Brazil’s World Cup Hangover: A Shrinking Economy
Economic activity in Brazil fell sharply in June, the latest sign indicating Latin America’s largest economy could be slipping into a light recession with a presidential election two months away.
The Brazilian central bank’s index of economic activity fell 1.5 percent in June from May after seasonal adjustments, the bank said Friday, the fifth consecutive monthly decline and the worst since summer 2013.
Brazil's tourism ministry estimated the World Cup attracted a million foreign tourists for the soccer tournament to Brasilia in June, injected $13.2 billion into the country's economy (about the same the country invested for preparation) and created 1 million jobs. But Brazil's labor ministry reported the worst job creation in June since 1998. Labor Minister Manoel Dias has partially blamed the World Cup, saying it caused "a drastic drop in consumption" that led to less working days and less hiring, the Wall Street Journal reported from Brasilia.
While Brazilian employers usually allow workers time off to watch the national team play, Brazil's 12 host cities declared partial holidays during local matches of any team, Dias said.

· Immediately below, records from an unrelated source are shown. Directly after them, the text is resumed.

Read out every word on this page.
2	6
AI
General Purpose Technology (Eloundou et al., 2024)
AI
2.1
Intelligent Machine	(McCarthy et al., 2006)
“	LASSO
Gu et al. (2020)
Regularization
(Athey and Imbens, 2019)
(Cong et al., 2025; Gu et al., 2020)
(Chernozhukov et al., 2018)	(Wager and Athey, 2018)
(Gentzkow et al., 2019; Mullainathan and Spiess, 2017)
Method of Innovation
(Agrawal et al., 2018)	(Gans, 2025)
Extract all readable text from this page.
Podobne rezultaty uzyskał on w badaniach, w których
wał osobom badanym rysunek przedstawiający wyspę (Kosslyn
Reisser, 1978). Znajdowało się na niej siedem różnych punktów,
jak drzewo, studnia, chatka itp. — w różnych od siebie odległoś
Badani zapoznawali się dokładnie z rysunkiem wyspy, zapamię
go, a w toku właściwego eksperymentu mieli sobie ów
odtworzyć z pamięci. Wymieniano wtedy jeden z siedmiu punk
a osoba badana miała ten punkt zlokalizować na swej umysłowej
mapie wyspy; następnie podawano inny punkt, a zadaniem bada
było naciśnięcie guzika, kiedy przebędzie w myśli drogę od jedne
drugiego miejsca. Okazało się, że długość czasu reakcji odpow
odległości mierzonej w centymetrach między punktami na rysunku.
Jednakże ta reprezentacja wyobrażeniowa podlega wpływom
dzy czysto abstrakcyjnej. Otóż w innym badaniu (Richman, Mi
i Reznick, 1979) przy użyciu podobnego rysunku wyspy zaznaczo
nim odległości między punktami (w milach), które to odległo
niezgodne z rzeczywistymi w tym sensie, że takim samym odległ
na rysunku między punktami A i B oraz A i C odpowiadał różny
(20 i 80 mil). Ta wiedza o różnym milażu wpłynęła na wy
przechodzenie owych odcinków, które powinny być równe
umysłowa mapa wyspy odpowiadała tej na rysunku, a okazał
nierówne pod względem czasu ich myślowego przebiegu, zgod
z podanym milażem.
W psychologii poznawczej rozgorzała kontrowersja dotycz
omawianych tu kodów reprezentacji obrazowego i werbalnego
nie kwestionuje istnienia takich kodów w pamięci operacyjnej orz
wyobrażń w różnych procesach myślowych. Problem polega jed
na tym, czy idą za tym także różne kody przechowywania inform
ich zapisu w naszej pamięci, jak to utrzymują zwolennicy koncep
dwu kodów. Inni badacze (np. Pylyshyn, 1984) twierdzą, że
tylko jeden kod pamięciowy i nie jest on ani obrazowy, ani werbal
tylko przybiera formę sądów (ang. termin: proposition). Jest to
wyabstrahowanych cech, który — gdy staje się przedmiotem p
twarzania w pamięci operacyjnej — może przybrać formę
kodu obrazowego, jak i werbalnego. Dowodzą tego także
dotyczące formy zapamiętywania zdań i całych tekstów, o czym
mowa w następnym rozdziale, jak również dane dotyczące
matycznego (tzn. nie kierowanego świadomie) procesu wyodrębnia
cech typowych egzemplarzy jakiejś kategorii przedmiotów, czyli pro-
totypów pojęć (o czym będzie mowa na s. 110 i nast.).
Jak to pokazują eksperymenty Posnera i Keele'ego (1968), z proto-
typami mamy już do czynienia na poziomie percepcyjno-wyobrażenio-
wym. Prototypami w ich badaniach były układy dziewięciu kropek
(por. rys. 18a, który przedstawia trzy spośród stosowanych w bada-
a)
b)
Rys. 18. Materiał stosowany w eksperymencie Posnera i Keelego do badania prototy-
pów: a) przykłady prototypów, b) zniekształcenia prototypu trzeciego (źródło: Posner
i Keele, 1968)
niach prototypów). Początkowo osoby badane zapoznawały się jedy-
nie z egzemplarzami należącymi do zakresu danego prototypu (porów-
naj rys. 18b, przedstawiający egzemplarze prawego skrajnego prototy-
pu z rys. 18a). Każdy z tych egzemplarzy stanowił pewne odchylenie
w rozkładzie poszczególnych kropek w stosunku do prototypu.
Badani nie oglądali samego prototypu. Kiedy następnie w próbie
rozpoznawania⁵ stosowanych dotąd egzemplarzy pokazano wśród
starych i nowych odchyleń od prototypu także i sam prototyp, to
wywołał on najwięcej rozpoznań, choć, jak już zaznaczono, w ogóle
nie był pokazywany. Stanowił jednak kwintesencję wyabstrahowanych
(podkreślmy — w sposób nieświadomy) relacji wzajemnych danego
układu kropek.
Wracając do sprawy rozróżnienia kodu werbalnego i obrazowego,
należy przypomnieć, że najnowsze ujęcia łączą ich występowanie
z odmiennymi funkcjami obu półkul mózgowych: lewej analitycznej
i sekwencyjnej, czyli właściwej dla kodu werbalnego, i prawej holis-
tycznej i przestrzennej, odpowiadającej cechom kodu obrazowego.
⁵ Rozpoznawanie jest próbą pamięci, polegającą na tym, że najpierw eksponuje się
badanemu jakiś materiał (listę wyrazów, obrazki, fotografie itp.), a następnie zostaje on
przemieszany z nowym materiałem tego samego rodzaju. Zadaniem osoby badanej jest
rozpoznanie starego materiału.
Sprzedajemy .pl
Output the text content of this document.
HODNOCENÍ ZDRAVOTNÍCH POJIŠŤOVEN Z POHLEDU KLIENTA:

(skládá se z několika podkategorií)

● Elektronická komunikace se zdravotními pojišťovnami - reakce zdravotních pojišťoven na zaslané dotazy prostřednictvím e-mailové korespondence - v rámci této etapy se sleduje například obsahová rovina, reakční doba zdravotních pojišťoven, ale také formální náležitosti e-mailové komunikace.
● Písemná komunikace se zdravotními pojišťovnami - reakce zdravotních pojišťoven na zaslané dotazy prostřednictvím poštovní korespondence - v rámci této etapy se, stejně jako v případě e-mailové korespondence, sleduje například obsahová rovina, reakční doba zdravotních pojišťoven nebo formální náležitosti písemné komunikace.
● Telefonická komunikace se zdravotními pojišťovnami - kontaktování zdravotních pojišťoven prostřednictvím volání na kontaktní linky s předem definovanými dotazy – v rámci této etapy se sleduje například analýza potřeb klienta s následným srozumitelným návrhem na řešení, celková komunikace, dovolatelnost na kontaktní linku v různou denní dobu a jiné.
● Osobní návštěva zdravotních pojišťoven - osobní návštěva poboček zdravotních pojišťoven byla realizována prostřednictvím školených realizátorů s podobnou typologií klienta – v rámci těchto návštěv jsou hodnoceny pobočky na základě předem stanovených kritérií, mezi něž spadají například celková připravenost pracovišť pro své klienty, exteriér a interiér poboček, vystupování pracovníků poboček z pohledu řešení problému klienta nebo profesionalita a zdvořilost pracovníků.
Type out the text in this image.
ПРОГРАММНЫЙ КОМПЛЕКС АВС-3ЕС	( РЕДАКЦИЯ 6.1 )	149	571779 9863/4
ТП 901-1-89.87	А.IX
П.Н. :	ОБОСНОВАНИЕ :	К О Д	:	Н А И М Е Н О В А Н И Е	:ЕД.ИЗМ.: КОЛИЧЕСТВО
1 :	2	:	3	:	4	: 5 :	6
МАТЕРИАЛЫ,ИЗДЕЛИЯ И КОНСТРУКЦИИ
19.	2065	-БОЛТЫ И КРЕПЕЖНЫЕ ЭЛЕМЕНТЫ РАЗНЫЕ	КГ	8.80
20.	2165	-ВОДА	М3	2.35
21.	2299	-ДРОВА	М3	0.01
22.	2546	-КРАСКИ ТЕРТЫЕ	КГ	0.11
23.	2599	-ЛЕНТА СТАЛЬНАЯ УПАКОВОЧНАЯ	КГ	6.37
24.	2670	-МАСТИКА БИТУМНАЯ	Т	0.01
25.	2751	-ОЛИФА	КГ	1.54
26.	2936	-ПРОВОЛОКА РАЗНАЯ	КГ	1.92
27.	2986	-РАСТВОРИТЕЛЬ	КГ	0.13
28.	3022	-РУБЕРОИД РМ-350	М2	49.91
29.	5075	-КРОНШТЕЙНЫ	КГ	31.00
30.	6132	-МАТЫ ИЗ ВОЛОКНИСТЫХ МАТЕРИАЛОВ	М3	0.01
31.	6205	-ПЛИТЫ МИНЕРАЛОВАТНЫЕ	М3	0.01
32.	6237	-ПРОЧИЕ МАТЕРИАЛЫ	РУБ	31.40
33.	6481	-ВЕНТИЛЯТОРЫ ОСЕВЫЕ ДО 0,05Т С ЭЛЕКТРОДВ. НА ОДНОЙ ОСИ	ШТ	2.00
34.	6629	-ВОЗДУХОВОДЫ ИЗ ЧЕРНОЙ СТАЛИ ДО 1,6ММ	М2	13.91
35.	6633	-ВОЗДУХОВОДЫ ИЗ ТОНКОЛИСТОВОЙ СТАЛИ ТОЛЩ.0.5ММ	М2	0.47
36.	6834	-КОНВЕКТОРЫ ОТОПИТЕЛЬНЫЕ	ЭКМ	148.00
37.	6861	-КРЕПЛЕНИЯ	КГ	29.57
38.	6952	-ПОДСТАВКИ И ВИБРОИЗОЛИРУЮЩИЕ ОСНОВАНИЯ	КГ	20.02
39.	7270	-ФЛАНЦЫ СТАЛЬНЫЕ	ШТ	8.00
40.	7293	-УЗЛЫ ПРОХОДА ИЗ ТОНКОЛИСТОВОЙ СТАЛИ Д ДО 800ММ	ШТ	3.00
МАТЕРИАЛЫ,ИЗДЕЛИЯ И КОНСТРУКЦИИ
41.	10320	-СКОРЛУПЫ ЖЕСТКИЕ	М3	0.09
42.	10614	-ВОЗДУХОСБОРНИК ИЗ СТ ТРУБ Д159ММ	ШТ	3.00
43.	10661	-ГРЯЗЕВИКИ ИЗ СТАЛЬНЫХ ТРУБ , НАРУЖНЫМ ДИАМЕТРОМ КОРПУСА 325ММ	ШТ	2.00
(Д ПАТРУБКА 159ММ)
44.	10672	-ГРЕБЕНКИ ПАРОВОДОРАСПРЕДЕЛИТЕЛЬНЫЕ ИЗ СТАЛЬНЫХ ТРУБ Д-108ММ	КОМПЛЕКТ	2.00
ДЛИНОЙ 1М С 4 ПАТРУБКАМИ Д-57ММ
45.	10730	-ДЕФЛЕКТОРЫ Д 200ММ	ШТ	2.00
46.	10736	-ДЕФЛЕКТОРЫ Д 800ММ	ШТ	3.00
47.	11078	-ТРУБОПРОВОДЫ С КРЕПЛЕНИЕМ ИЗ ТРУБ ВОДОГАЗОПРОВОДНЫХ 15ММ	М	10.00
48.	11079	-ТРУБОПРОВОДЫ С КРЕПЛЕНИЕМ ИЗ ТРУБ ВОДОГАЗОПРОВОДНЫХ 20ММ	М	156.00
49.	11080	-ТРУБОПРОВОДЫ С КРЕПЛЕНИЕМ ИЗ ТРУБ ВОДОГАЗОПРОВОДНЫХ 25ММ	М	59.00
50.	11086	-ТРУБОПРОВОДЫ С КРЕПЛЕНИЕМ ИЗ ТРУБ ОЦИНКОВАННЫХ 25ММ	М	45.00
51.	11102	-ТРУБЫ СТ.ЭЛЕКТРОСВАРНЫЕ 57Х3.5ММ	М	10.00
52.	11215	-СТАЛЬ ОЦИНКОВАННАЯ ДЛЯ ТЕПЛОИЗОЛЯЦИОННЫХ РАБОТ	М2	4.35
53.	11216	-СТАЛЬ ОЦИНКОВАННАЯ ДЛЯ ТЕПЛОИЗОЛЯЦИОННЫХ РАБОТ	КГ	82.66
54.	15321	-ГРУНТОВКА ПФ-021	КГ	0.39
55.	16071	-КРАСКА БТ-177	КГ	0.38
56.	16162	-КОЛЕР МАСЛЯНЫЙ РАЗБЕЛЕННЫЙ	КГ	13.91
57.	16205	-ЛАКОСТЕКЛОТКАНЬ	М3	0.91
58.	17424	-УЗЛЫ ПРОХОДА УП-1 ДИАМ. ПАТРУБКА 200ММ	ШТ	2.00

The central bank's index measures the industrial, services and farming sectors and differs from the gross domestic product data estimated by government statistics agency IBGE, which economists consider the official measure of economic growth.
“The data were ugly,” Neil Shearing, chief emerging markets economist for Capital Economics, wrote in a research note Friday. “It supports the message from both the business surveys and the hard data on industrial production and retail sales, which also suggest that Brazil’s economy has weakened considerably in recent months.”
The central bank’s reading is consistent with a 0.6 percent decline in GDP in the second quarter from the previous quarter, according to research released Friday by Bank of America Corp. (NYSE:BAC). Shearing forecasts a 0.5 percent quarterly decline in Brazilian GDP and about 0.8 percent GDP growth this year. Brazil’s economy grew at 0.2 percent in the first quarter from the previous quarter, according to IBGE.
Consumer spending is slowing down too. In June, retail sales across Brazil fell 0.7 percent, much worse than consensus expectations for a 0.4 percent increase from the previous month. All sectors declined, except for supermarkets, Brazilian government data shows. Auto sales declined nearly 13 percent in June, pulled down by Argentina's ailing economy, the sector's main export market, and tightening credit in Brazil.
Industrial output shrank by 2 percent over the quarter compared to the previous quarter, the fourth successive quarterly decline, according to government data.
Brazil’s National Confederation of Industry, a trade group, said in a July report that its leading indicator for industrial health fell to its lowest point since 2010.
“There are certainly some atypical factors in June and the World Cup affected the results in an exceptional way,” the CNI report said. “Still, the survey results from recent months indicate that the negative environment isn’t new and that June’s deterioration should have lasting consequences.”
The sharp fall in the economy could prompt Brazil’s central bank to surprise the region with a pre-election cut of interest rates from the current 11 percent at a September meeting. Inflation data coming Aug. 20 will be crucial in the decision, Shearing wrote.